Thaiyananthan Nandhitha N, Jacono Frank J, Patel Sanjay R, Kern Jeffrey A, Stoller James K
Pulmonary, Critical Care and Sleep Medicine Division, University Hospitals Case Medical Center, Case Western Reserve University, Cleveland, OH.
Department of Medicine, University Hospitals Case Medical Center, Case Western Reserve University, Cleveland, OH.
Chest. 2009 Aug;136(2):617-620. doi: 10.1378/chest.08-2641.

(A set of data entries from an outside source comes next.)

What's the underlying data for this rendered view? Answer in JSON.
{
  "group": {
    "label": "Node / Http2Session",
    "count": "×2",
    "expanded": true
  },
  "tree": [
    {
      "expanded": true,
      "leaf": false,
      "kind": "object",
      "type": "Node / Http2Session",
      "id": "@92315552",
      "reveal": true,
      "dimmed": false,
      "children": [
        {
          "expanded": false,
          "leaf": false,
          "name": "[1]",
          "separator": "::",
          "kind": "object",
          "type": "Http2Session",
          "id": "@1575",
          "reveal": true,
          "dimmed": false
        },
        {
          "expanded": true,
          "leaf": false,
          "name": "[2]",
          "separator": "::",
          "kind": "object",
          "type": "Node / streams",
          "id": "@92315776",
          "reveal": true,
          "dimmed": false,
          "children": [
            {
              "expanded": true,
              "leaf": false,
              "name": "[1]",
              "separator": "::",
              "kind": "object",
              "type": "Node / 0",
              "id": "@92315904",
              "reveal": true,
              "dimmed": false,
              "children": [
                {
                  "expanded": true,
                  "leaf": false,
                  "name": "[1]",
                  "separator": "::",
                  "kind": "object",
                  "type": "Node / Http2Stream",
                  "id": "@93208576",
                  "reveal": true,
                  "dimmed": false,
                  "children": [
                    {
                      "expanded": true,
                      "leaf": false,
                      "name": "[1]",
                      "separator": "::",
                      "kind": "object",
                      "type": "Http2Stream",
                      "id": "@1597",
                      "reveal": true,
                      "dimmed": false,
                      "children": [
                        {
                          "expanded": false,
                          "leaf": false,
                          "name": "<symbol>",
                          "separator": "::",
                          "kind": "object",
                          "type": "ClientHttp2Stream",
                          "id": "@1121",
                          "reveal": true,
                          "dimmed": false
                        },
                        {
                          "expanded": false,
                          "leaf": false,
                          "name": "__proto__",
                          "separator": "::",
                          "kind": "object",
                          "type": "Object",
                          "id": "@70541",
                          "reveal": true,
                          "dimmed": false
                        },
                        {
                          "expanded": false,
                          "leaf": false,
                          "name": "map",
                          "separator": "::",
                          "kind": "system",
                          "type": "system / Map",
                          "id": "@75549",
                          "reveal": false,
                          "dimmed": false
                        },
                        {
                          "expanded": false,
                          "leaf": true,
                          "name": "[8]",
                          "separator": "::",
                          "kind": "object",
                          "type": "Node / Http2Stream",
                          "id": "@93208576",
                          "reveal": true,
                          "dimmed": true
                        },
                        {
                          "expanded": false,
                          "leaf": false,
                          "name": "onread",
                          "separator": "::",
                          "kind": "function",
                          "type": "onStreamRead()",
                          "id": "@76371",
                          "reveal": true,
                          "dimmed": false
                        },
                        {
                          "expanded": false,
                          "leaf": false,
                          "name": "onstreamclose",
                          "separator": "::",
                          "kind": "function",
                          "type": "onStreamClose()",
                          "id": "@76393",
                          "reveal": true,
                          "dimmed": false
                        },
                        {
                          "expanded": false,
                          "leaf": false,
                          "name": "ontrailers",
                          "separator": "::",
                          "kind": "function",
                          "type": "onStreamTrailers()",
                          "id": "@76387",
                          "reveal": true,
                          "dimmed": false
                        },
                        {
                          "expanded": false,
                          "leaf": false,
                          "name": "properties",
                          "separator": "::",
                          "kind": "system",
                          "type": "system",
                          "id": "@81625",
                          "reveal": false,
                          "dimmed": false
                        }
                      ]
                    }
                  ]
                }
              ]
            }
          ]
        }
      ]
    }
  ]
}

Anatomic right-to-left shunt causes hypoxemia that can pose a diagnostic challenge to clinicians. Among the many possible causes of right-to-left shunt, persistent left-sided superior vena cava (PLSVC) with an "unroofed" coronary sinus represents an uncommon congenital anomaly in which detection by saline-contrast echocardiogram (bubble echo) or contrast-enhanced CT scan requires injection of contrast in the left arm. We present the case of an elderly man with hypoxemia on the basis of a right-to-left shunt accompanying a PLSVC with unroofed coronary sinus in whom the shunt escaped initial detection following a bubble echo with contrast injected into the right arm. This case reminds pulmonary clinicians, who are frequently called on to assess the cause of hypoxemia, that specifying a contrast injection into the left arm is required in the pursuit of this specific shunt-producing anomaly.
解剖学上的右向左分流会导致低氧血症,这可能给临床医生带来诊断挑战。在右向左分流的众多可能原因中,永存左上腔静脉(PLSVC)伴“无顶”冠状静脉窦是一种罕见的先天性异常,通过盐水对比超声心动图(气泡回声)或对比增强CT扫描检测时,需要在左臂注射造影剂。我们报告了一例老年男性患者,其因PLSVC伴无顶冠状静脉窦导致右向左分流而出现低氧血症,在右臂注射造影剂进行气泡回声检查后,最初未检测到分流。该病例提醒经常需要评估低氧血症原因的肺科临床医生,在寻找这种特定的导致分流的异常情况时,需要明确在左臂注射造影剂。